As is customary for seniors housing projects, communities are slow to stabilize, and developers often must wait to gain access to the agency financing markets to refinance the construction loan, mezzanine financing and partner equity. Many senior living communities are reaping the benefits of C-PACE and retroactively utilizing energy measures to provide a paydown for the senior lender. Borrowers can then recap equity while paying off the mezzanine financing, boosting project returns and improving cash flow.
It’s important to note that, while many are using C-PACE retroactively, there are many use cases applicable to the seniors housing industry and beyond:
• Participation (new deals): Bankers still need to close deals in the current environment. C-PACE lenders are actively lending in the current market, oftentimes at rates on par with senior lenders. If a bank is constrained by a loan to one borrower or the size of the loan, or is looking to lay off a piece of the deal, C-PACE can remove the need for participation and its associated risks for a ground-up or conversion project by allowing a one-bank close.
• Paydown (troubled deals): Recently completed projects have been slower to stabilize and delinquencies are expected to increase. C-PACE can provide principal curtailment to a senior lender for a project completed in the last 36 months, thereby freeing up space on the balance sheet and replenishing interest and operating reserves.
• Project financing (capital expenditure, operating expense reduction and energy compliance): Energy-related equipment eventually breaks down and needs to be modernized. More efficient equipment will help reduce energy-related operating expenses.

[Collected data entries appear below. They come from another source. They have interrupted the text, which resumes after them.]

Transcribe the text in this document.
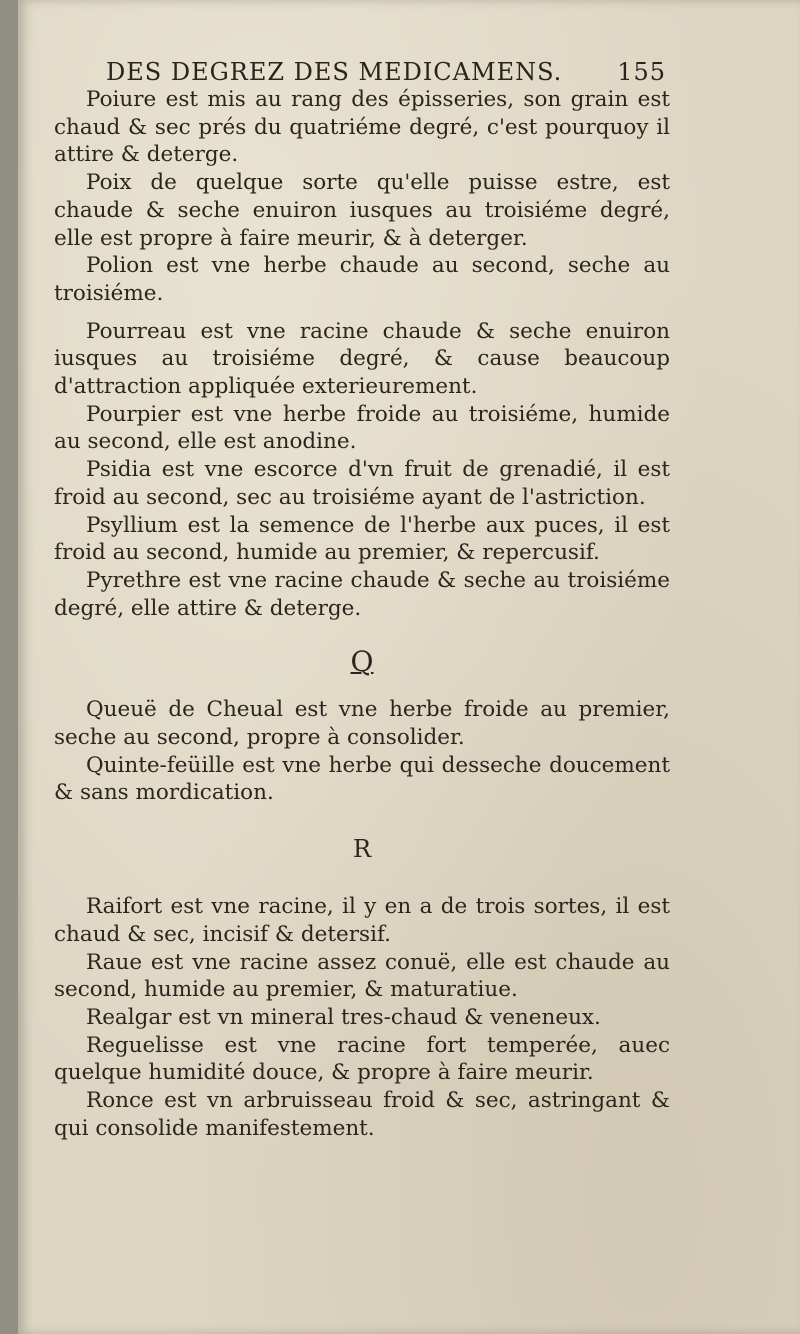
DES DEGREZ DES MEDICAMENS. 155

Poiure est mis au rang des épisseries, son grain est chaud & sec prés du quatriéme degré, c'est pourquoy il attire & deterge.

Poix de quelque sorte qu'elle puisse estre, est chaude & seche enuiron iusques au troisiéme degré, elle est propre à faire meurir, & à deterger.

Polion est vne herbe chaude au second, seche au troisiéme.

Pourreau est vne racine chaude & seche enuiron iusques au troisiéme degré, & cause beaucoup d'attraction appliquée exterieurement.

Pourpier est vne herbe froide au troisiéme, humide au second, elle est anodine.

Psidia est vne escorce d'vn fruit de grenadié, il est froid au second, sec au troisiéme ayant de l'astriction.

Psyllium est la semence de l'herbe aux puces, il est froid au second, humide au premier, & repercusif.

Pyrethre est vne racine chaude & seche au troisiéme degré, elle attire & deterge.

Q

Queuë de Cheual est vne herbe froide au premier, seche au second, propre à consolider.

Quinte-feüille est vne herbe qui desseche doucement & sans mordication.

R

Raifort est vne racine, il y en a de trois sortes, il est chaud & sec, incisif & detersif.

Raue est vne racine assez conuë, elle est chaude au second, humide au premier, & maturatiue.

Realgar est vn mineral tres-chaud & veneneux.

Reguelisse est vne racine fort temperée, auec quelque humidité douce, & propre à faire meurir.

Ronce est vn arbruisseau froid & sec, astringant & qui consolide manifestement.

Additionally, many jurisdictions are adopting building energy performance standards (BEPs) like New York’s Local Law 97; Washington, D.C.’s BEPs program; or Maryland’s Climate Solutions Now Act. With terms as long as 30 years, C-PACE loans are cash-flow positive and can be utilized to fund energy-related projects such as HVAC replacement or elevator upgrades without the need to refinance a first mortgage or pay out cash.
In the early 2000s, Alka-Seltzer had a nice flat business. After updating the “Try it, you’ll like it” commercial to make it relevant for the current times and broadening the audience, Alka-Seltzer increased sales by 12 percent.
In the early 2020s, banks still need to maintain and grow their businesses. If the C-PACE participation, paydown and project financing applications are properly leveraged, C-PACE can help achieve similar results to Alka-Seltzer’s and can help you and your fellow bankers retain clients, decrease delinquencies, and close more transactions. Now that you know the ingredients, we are confident that you will agree: C-PACE works. Try it. You’ll like it.
Jason Schwartzberg is an energy entrepreneur and a pioneer in energy-cost reduction and financial solutions for commercial property owners. He serves as president and co-founder of MD Energy Advisors, where he oversees strategic initiatives and the vision of the organization with a focus on Commercial Property-Assessed Clean Energy (C-PACE) financing. To date, Schwartzberg and his team have secured more than $350 million in financing across 20 transactions in five states.